Critics also claim that the program encourages insurers to underprice their plans in order to gain market share, knowing the government will offset their losses.
While the Consolidated and Further Continuing Appropriations Act of 2015, which funded the government for the 2015 fiscal year, did give HHS the authority to collect user fees, an amendment was included that specifically prohibited HHS from transferring money from either trust fund. The amendment did not eliminate the risk corridor program, nor did it prevent HHS from using payments received from insurers to pay out claims under the program (that is, user fees), but it effectively made the risk corridor program budget neutral unless HHS can find another source of funding.
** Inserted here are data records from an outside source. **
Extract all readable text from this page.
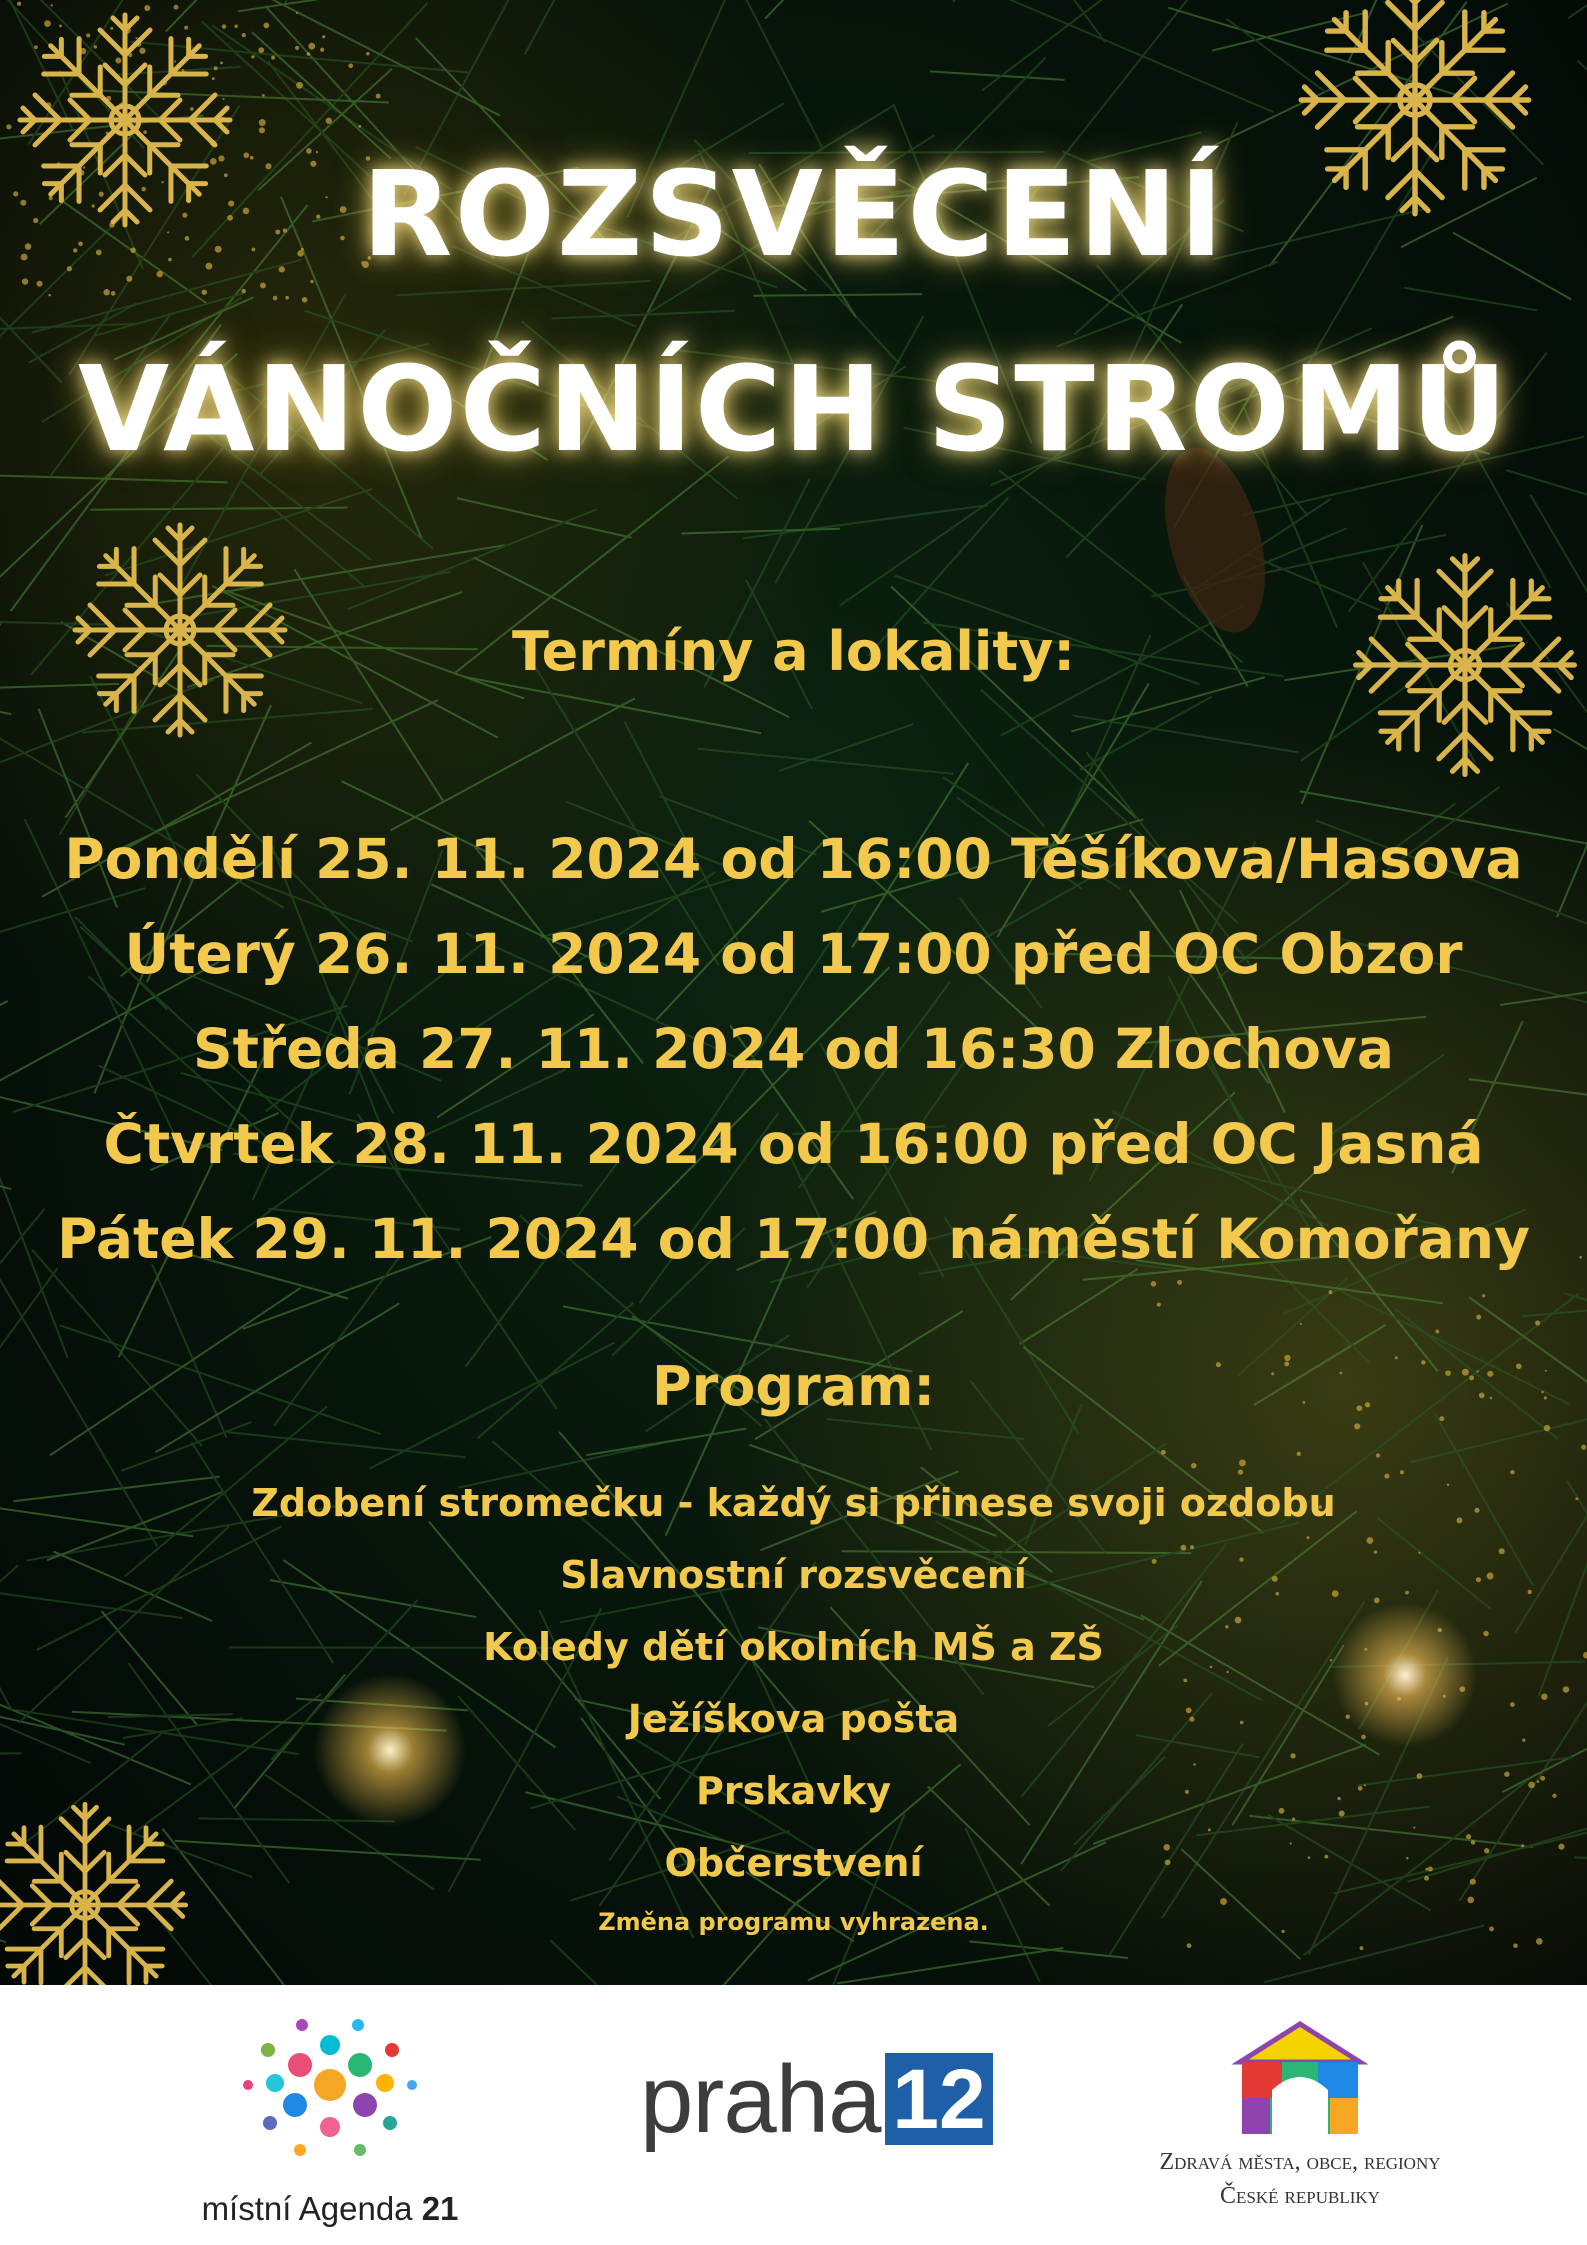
ROZSVĚCENÍ
VÁNOČNÍCH STROMŮ
Termíny a lokality:
Pondělí 25. 11. 2024 od 16:00 Těšíkova/Hasova
Úterý 26. 11. 2024 od 17:00 před OC Obzor
Středa 27. 11. 2024 od 16:30 Zlochova
Čtvrtek 28. 11. 2024 od 16:00 před OC Jasná
Pátek 29. 11. 2024 od 17:00 náměstí Komořany
Program:
Zdobení stromečku - každý si přinese svoji ozdobu
Slavnostní rozsvěcení
Koledy dětí okolních MŠ a ZŠ
Ježíškova pošta
Prskavky
Občerstvení
Změna programu vyhrazena.
místní Agenda 21
praha 12
Zdravá města, obce, regiony
České republiky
If risk corridor claims exceed receivables and HHS does not find an alternative source of funding, it seems likely it will revert to its earlier proposal to prioritize paying off shortfalls from previous years before making new payments. If the shortfalls were great enough, this could effectively eliminate payments to insurers for the final two years of the program.
By Don McCanne, MD
Although the media are covering this story as a shortfall in the risk corridor stabilization funds, the real story here is about the behavior of private insurers competing in the insurance exchanges established under the Affordable Care Act (ACA). An explanation is in order.
So what are the risk corridors and why do they exist? It was understood that insurers could be exposed to significant losses if they attracted more than an expected number of enrollees who had greater health care costs. So for the first three years, a portion of losses above a certain threshold (the upper margin of the corridor) would be covered by a stabilization fund. Likewise, if the insurers were successful in enrolling more individuals with very low health care costs (below the lower margin of the corridor), those insurers would be required to pay a portion of their net gain into the stabilization fund (“user fees”).
So how would private insurers respond? For the first year of marketing plans on the exchanges, they would want to have lower, competitive premiums in order to corner market share. Their losses for high cost enrollees would be largely covered (up to 80%) so they could accept some losses for those with average health care needs, knowing that they could later adjust fees modestly upwards after having gained market dominance (a version of the insurance underwriting cycle). As would be expected of the private insurers who are masters at gamesmanship, they were able to show that not many of their enrollees fell under the lower margin of the corridor, thus their payments to the stabilization fund (user fees) were kept to a minimum.
As a result, the stabilization fund is able to cover only about 13% of of the losses above the upper margin of the corridor. Although HHS says that they would find the funds, Congress has created barriers to using funds other than the user fees authorized by the risk corridor stabilization program. Since they are budgeting 2015 and 2016 user fees to pay for 2014 losses, obviously the funds will be rapidly depleted, with little or none available for the second and third years of the program.
Risk corridors, risk adjustment, and reinsurance are not for the benefit of patients, rather they are to protect the insurers. Not only do they add to our profound administrative waste, they also open up opportunities for insurers to profit even more through chicanery and gamesmanship.
We could completely do away with this and all of the other insurer excesses by simply enacting a single payer national health program. Why not now? Are not the voters in charge?